Imagine por um instante que minhas mãos estão cheias de uma nuvem de elétrons, US$ 10 em eletricidade a carvão, que poderiam energizar seu telefone celular por mais de 10 anos. Isso provavelmente parece um bom negócio. Mas só é tão barato porque você não está pagando pelos danos que isso causa. A queima de carvão lança venenos como mercúrio e chumbo no ar, aumentando os custos de saúde em bilhões de dólares e causando a morte de centenas de milhares de pessoas todos os anos. Também emite grandes quantidades de dióxido de carbono. Então, outra parte do custo real do carvão são os danos climáticos que vai causar e que já está causando.
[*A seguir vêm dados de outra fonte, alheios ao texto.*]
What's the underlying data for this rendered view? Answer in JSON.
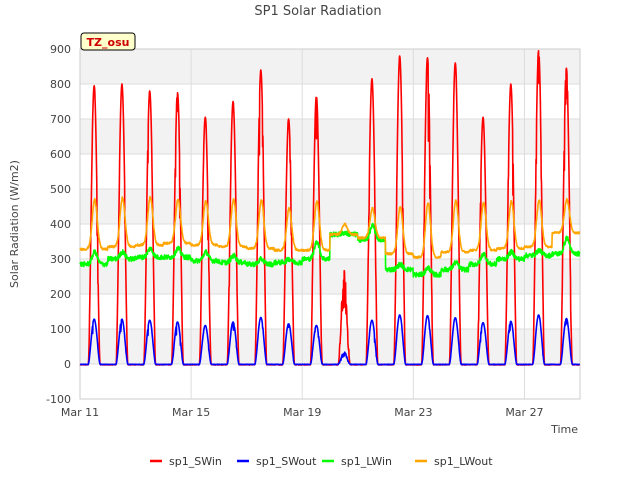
{
  "chart_data": {
    "type": "line",
    "title": "SP1 Solar Radiation",
    "xlabel": "Time",
    "ylabel": "Solar Radiation (W/m2)",
    "ylim": [
      -100,
      900
    ],
    "yticks": [
      -100,
      0,
      100,
      200,
      300,
      400,
      500,
      600,
      700,
      800,
      900
    ],
    "xlim_days": [
      11,
      29
    ],
    "xticks": [
      {
        "day": 11,
        "label": "Mar 11"
      },
      {
        "day": 15,
        "label": "Mar 15"
      },
      {
        "day": 19,
        "label": "Mar 19"
      },
      {
        "day": 23,
        "label": "Mar 23"
      },
      {
        "day": 27,
        "label": "Mar 27"
      }
    ],
    "grid": true,
    "annotation": "TZ_osu",
    "legend_position": "bottom",
    "days": [
      11,
      12,
      13,
      14,
      15,
      16,
      17,
      18,
      19,
      20,
      21,
      22,
      23,
      24,
      25,
      26,
      27,
      28
    ],
    "series": [
      {
        "name": "sp1_SWin",
        "color": "#ff0000",
        "daily_peak": [
          795,
          800,
          780,
          775,
          705,
          750,
          840,
          700,
          765,
          270,
          815,
          880,
          875,
          860,
          705,
          800,
          895,
          845
        ]
      },
      {
        "name": "sp1_SWout",
        "color": "#0000ff",
        "daily_peak": [
          128,
          128,
          125,
          120,
          110,
          120,
          133,
          115,
          110,
          35,
          125,
          140,
          138,
          132,
          118,
          122,
          140,
          130
        ]
      },
      {
        "name": "sp1_LWin",
        "color": "#00ff00",
        "daily_min": [
          285,
          300,
          305,
          305,
          295,
          290,
          285,
          290,
          300,
          370,
          355,
          270,
          255,
          270,
          285,
          300,
          310,
          315
        ],
        "daily_max": [
          320,
          320,
          330,
          330,
          320,
          310,
          300,
          300,
          350,
          375,
          395,
          285,
          275,
          290,
          315,
          320,
          325,
          360
        ]
      },
      {
        "name": "sp1_LWout",
        "color": "#ffa500",
        "daily_min": [
          328,
          335,
          340,
          345,
          340,
          335,
          330,
          325,
          325,
          370,
          360,
          315,
          305,
          320,
          325,
          330,
          335,
          375
        ],
        "daily_max": [
          470,
          475,
          478,
          470,
          465,
          470,
          468,
          445,
          465,
          400,
          445,
          448,
          460,
          468,
          460,
          465,
          468,
          470
        ]
      }
    ]
  }
}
Mais de um milhão de acres queimados na Califórnia neste verão, e enormes inundações colocaram um terço de Bangladesh debaixo d’água. Centenas de estudos tentaram colocar um número nesses custos. Minha percepção desse trabalho, e aqui estou contando com meus colegas da Faculdade de Saúde Pública e meus amigos da economia, é que a geração de US$ 10 de eletricidade gerada por carvão causa pelo menos US$ 8 em danos à saúde humana e pelo menos outros US$ 8 em danos climáticos e provavelmente muito mais. Então, o verdadeiro custo deste punhado de elétrons não é US$ 10. É algo mais parecido com US$ 26.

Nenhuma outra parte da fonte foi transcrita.